Do the Christians crying for a reintroduction of Bible courses want their children taught, for example, that the creation account in Genesis is little more than pretty poetry? It's safe to assume they do not. But most haven't thought this deeply about the issue.
Position #2: Scot McKnight, Professor of New Testament at Northern Seminary, believes Merritt's concern about the character and intent of those who will be teaching the Bible in public schools are overstated and finds other reasons to support such classes:
I see the Bible in a public conversation to be a good thing since it will enhance the reading of the Bible; students are mostly sharp enough not simply to believe whatever a teacher in a public school might teach; this will generate more conversations between parents and their children about the Bible; this will encourage pastors and churches to be more aware of alternative views and it will necessarily sharpen their own readings; one needs to be exposed to alternative views about the Bible; Paul was happy someone was talking about the gospel even if he didn't like all they were saying; . . .

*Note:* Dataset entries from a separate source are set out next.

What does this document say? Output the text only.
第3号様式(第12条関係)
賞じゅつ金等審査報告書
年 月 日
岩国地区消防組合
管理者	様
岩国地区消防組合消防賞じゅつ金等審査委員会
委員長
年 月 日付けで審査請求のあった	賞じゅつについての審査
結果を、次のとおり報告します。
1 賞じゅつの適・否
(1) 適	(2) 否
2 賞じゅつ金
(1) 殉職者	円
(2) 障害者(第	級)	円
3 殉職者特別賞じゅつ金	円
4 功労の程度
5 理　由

Scoring the Debate: While Merritt expresses valid concerns about how the Bible will be taught in schools, I believe the benefits outweigh the drawbacks. From a pedagogical perspective, teaching the Bible is essential to developing a broad-based education. The Bible is a foundational document of Western culture and any student unfamiliar with the text will fail to understand the thousands of references, allusions, and metaphors used in art, literature, and history. As literary critic E.D. Hirsch, Jr. once claimed, "No one in the English speaking world can be considered literate without a basic knowledge of the Bible."

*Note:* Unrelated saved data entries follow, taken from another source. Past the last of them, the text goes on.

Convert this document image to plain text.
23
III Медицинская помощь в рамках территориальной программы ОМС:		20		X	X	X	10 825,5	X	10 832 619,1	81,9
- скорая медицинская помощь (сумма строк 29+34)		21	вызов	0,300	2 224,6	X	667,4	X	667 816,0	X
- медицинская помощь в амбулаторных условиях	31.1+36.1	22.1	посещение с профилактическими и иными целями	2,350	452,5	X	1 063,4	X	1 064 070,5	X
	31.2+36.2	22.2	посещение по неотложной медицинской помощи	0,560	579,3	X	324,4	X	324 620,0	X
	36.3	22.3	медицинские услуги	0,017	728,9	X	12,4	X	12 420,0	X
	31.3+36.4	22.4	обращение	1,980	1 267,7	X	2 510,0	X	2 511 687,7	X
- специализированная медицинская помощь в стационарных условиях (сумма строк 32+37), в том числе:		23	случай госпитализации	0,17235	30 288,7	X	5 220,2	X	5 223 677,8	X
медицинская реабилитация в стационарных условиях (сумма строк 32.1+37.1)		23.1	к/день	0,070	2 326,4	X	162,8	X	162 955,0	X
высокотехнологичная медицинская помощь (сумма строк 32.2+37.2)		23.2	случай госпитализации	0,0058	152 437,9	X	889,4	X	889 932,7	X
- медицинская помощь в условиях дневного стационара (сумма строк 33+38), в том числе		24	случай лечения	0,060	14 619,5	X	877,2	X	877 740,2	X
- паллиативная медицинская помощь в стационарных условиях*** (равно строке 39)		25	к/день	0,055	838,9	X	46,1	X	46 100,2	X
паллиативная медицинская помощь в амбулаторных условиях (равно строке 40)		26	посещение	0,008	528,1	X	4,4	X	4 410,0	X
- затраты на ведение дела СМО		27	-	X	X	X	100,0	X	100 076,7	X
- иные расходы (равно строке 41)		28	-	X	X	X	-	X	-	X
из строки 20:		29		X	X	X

Unfortunately, this form of illiteracy is pervasive in America—even among Christians. Many young evangelicals will heartily proclaim that the Bible is true without knowing much about the actual contents of the book. When confronted by critics of the Bible, they are often incapable of even understanding the arguments being made, much less aware of how to respond effectively. Merritt, however, believes this is a primary reason not to teach the Bible is school:
Conservative Christians should know better than to advocate for such courses. After all, they have long decried the well-documented "liberalizing effect" of public college and universities who offer similar courses. Many conservative Christians leave home for college, take an introduction to religion course, and return with an entirely different worldview than their parents hold. Do they want the same experience with their seventh graders?
In my experience, seventh graders tend to be less academically gullible than college freshman. Young Christians in college tend to be overawed by their teachers (a trait not often shared by their siblings in junior high) and unaware that the criticisms made about the Bible by their professors have been effectively addressed or rebutted by prominent Christian scholars thousands of times before. If exposed to alternate views of the Bible at an early age—and their parents and church leaders intelligently address their questions and concerns—students are more likely to learn how to think for themselves and less less likely to fall for substandard secular perspectives of God's Word.
What do you think, should the Bible be taught in public schools?